E. zhirmunskii was first reported in 2011 and thereafter in 2012. This study documents the third record of the species worldwide, updating additional distribution in Korean waters together with the waters around Russia and Japan. Efforts of recording the distribution range of a marine species become an important basic data for future protection and management plans of the population (Bellucci et al., 2021). If unrecorded species occur in a certain place, they are often misidentified as morphologically similar cogeneric species (Bellucci et al., 2021; Morii et al., 2018). For example, many fish biologists in Korea have often determined all Ernogrammus specimens as E. hexagrammus, because they believed that there was only one Ernogrammus species in Korean waters, even if E. zhirmunskii as well as E. walker was collected.
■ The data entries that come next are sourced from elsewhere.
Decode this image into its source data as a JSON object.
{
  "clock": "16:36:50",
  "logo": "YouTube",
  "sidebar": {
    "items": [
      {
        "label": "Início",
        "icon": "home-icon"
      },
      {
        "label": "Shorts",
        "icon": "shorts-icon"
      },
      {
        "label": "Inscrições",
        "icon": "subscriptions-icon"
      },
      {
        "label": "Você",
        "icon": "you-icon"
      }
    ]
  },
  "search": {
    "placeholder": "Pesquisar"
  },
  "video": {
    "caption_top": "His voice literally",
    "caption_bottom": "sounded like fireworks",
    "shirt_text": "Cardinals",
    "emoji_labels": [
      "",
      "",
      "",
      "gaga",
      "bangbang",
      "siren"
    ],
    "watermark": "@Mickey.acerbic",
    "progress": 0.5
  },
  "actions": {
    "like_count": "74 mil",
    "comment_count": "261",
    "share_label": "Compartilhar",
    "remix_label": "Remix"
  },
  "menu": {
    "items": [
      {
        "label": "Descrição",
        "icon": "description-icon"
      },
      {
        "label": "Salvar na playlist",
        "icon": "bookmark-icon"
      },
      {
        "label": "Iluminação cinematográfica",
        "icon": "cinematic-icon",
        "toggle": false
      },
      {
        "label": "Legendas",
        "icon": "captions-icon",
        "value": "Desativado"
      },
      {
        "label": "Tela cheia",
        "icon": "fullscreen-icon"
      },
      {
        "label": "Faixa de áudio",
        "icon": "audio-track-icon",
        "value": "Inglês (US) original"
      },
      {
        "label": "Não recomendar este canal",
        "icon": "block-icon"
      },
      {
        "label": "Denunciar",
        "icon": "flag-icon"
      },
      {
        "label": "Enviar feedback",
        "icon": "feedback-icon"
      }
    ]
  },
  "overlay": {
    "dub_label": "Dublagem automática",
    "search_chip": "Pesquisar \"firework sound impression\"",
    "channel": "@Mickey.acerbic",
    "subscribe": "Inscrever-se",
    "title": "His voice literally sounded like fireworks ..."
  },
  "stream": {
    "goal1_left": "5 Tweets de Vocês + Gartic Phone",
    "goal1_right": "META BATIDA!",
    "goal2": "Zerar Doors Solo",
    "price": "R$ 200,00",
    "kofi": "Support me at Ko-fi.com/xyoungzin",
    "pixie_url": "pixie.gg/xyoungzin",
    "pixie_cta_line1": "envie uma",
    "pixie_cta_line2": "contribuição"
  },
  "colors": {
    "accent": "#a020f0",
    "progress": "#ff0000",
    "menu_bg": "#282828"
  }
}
Therefore, updating the new distribution range can be one of the important works on accurately identifying marine species.
In Korea, studies on first or new records of marine fishes, e.g., Brachaluteres ulvarum and Chaetodon vagabundus (Lee & Kim, 2021; Myoung et al., 2021c), have been frequently reported from the southern sea including Jeju island, because recent climate change introduces warm water species under the influence of Tsushima warm water and Yellow Sea warm water (Chen, 2009). The change in water temperature between the past and the present shows that the marine ecosystem in Jeju island is gradually changing to a subtropical sea area (Suh et al., 2011). Consequently, new occurrences of tropical or subtropical marine species have been increasingly recorded in the southern Korean sea (Jung, 2008; Lee et al., 2021; Sakamoto et al., 2021). Efforts of discovering unrecorded species, e.g., Neoclinus chiriroe (Dokdo) and Neoclinus lacunicola (Ulleung island), in the East Sea only have been made recently (Myoung et al., 2021a, Myoung et al., 2021b). With the exception of the above newly recorded species (truly temperate fishes), there likely remain several unrevealed warm water species in the East Sea, because recent northward trend of the Tsushima Warm Current facilitates range expansions of subtropical marine organisms to the East Sea (Son et al., 2020).
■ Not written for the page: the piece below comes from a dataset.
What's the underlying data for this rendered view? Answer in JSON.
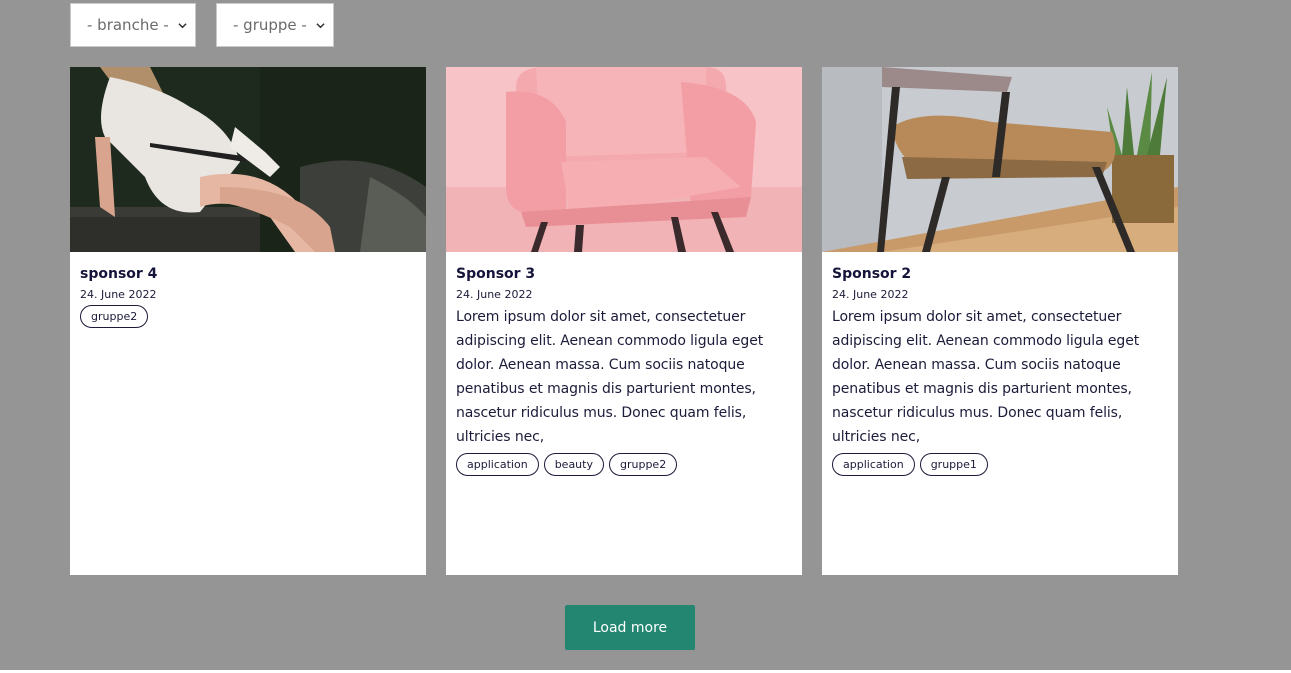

Most unrecorded species so far have been documented as larger specimens, collected by commercial fishing gears (Al Mabruk et al., 2021; Lombarte et al., 2021). While small fish species are relatively unrevealed due to difficulty of sampling, this group of species is mostly hard to find or collect because of their small size and hiding behavior between crevices of rocks. Recently, direct collection through scuba diving is suggested as an alternative method for discovering such unrecorded small fish species (Myoung et al., 2021a, Myoung et al., 2021b). Application of various methods will be one of the important works to discover hidden diversity by reporting unrecorded or new species inhabiting Korean seas.